The correct option is C $x^2+y^2-4x^2{y}^2=0$

Let the mid point be $S(h,k)$
$\therefore P(2h,0)$ and $Q(0,2k)$
equation of PQ$:\frac{x}{2h}+\frac{y}{2k}=1$
$\because$ PQ is tangent to circle at R(say)
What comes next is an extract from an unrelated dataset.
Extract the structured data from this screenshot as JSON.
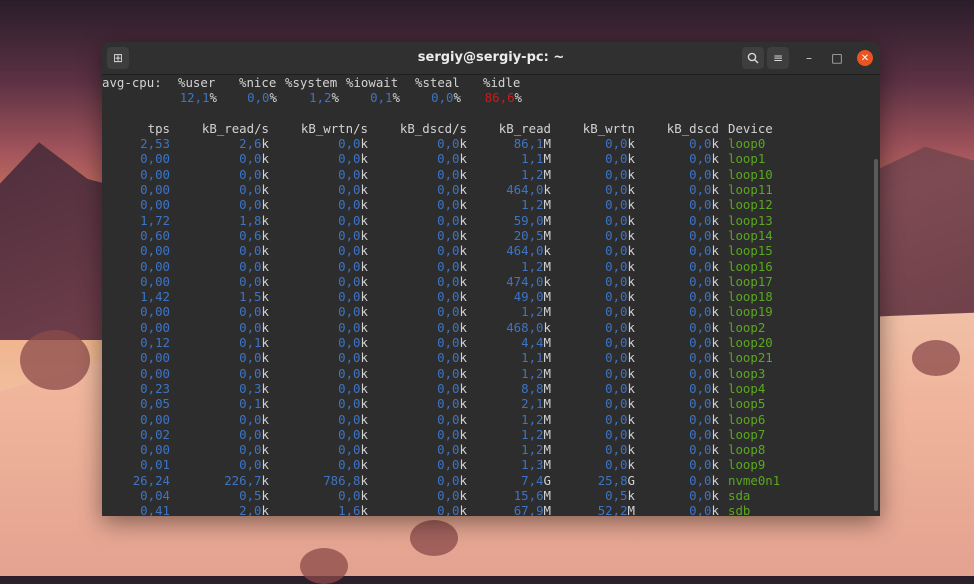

$\therefore$ OR$=1\Rightarrow \left|\frac{-1}{\sqrt{{\left(\frac{1}{2h}\right)}^2+{\left(\frac{1}{2k}\right)}^2}}\right|=1$
$\Rightarrow \frac{1}{4h^2}+\frac{1}{4k^2}=1$
$\Rightarrow x^2+y^2-4x^2{y}^2=0$
Aliter:
tangent to circle
$x\cos \theta +y\sin \theta =1$
$P:(\sec \theta ,0)$
$Q:(0,cosec\theta )$
$2h=\sec \theta \Rightarrow \cos \theta =\frac{1}{2h}$ & $\sin \theta =\frac{1}{2k}$
$\frac{1}{(2x{)}^2}+\frac{1}{(2y{)}^2}=1$.